The bad news is that we have definitely reached peak capacity for movies and TV comedies about the chaos that ensues after a lifetime of secret sperm donation. After that Vince Vaughn nightmare Delivery Man, I thought it was over, but here we are.
The good news is that Sisters, the latest iteration in the strangely specific yet popular genre, isn't half terrible. After a dying IVF pioneer Julius Bechley confesses to using his own sperm with thousands of his fertility clients over three decades, the Australian dramedy follows the three women who all become connected by one old man who was very, very bad at his job.
Made by Imogen Banks and Jonathan Gavin, the same creative team behind Aussie comedy comfort food Offspring and Puberty Blues, Sisters is a women-fronted series about what happens when you lose - or gain - a massive part of your identity in your 30s. When hundreds of people come forward as suspected "Bechley Babies", for some reason only three of them are women. The trio all lead vastly different lives and are forced to figure out their relationship with each other, on top of figuring out themselves. Just like its television relatives, it's a family drama with as many stupidly funny moments as there are poignant ones.

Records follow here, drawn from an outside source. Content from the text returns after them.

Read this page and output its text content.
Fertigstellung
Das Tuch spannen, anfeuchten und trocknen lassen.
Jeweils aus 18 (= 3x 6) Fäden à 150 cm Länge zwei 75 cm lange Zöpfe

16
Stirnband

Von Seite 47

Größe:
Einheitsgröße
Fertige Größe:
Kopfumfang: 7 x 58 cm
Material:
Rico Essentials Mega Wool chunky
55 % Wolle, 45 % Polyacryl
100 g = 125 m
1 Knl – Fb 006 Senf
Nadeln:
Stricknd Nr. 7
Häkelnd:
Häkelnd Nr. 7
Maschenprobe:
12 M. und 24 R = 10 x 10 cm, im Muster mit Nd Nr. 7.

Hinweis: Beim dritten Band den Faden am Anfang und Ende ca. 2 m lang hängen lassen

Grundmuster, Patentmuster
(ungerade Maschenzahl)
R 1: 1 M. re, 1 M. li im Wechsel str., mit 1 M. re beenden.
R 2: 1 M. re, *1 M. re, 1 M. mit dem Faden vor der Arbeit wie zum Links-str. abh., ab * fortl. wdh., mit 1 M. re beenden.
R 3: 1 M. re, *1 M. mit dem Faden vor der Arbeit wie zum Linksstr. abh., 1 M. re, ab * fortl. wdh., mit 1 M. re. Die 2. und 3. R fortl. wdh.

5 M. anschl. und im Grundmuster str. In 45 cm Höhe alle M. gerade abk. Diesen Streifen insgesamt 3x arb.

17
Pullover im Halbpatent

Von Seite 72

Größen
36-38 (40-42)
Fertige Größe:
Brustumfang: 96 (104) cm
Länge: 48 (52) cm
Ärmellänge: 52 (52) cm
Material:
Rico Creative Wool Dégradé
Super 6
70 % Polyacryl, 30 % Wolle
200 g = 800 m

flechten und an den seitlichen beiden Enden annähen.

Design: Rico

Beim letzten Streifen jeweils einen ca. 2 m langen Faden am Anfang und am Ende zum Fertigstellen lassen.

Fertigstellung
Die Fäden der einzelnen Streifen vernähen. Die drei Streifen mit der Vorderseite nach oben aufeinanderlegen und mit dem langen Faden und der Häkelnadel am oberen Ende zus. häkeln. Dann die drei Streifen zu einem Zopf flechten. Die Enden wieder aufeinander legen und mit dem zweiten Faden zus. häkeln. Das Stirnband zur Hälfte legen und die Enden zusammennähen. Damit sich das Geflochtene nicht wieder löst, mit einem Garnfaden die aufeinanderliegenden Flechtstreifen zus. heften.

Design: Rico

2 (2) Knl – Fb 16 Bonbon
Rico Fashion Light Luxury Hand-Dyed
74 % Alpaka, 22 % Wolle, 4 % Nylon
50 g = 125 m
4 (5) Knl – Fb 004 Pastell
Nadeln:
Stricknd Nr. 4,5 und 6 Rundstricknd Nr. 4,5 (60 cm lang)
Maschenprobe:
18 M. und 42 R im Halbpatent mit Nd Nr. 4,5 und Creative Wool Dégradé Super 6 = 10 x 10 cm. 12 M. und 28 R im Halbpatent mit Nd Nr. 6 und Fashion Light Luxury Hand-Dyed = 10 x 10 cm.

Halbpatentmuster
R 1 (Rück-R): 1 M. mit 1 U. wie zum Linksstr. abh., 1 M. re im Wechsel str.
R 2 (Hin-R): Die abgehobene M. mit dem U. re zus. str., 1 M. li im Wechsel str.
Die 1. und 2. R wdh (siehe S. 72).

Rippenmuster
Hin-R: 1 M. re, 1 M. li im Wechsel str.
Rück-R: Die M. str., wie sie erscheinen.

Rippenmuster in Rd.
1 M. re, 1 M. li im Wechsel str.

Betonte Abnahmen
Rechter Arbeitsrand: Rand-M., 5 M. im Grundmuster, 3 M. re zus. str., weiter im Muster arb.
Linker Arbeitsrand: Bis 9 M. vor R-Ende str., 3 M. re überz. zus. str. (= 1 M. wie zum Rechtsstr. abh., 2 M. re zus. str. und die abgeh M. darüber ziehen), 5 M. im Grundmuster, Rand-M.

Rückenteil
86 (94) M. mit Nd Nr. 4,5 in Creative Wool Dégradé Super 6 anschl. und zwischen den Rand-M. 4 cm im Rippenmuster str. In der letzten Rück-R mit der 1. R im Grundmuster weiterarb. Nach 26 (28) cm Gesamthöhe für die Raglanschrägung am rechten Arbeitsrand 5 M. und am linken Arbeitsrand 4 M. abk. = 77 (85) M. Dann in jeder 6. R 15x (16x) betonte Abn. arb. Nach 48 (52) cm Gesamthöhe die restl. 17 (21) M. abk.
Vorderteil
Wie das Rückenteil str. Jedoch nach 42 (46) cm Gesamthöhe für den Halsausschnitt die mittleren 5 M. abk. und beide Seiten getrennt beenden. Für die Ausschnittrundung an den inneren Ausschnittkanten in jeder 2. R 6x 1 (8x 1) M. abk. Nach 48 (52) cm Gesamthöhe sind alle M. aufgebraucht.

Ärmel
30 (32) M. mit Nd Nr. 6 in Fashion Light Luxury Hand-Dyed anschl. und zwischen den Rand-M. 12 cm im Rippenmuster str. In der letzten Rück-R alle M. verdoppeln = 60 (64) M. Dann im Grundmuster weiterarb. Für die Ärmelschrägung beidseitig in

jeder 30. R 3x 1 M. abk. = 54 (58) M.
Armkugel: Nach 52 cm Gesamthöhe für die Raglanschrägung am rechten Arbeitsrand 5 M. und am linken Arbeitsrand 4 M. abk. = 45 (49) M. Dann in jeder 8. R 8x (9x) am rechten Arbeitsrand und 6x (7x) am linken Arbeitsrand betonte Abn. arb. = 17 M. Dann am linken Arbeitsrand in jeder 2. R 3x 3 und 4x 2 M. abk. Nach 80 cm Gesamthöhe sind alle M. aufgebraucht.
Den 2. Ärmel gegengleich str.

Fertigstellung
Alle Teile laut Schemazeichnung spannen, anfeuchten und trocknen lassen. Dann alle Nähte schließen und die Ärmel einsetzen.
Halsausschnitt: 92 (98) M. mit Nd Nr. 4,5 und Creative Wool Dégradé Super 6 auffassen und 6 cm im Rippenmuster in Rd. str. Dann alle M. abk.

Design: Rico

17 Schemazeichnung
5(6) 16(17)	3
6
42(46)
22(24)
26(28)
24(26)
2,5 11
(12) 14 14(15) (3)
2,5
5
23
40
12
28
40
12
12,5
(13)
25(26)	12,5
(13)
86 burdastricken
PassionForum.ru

There's Julia, who has been caring for Julius on his deathbed, only to escape late at night for quick booty calls in her local bar. Played by Maria Angelo, Julia's the shambles of the bunch, trapped in a bedpan-emptying twilight zone as the only child (or so she thought) of a dying parent. "I just want to feel alive and like… alive" she says, downing wine under red lights before having to return to her grim reality. The initial fierce protectiveness turns into a crazed optimism when the news breaks, her nuanced performance a reflection of how people oscillate when their lives are turned inside out.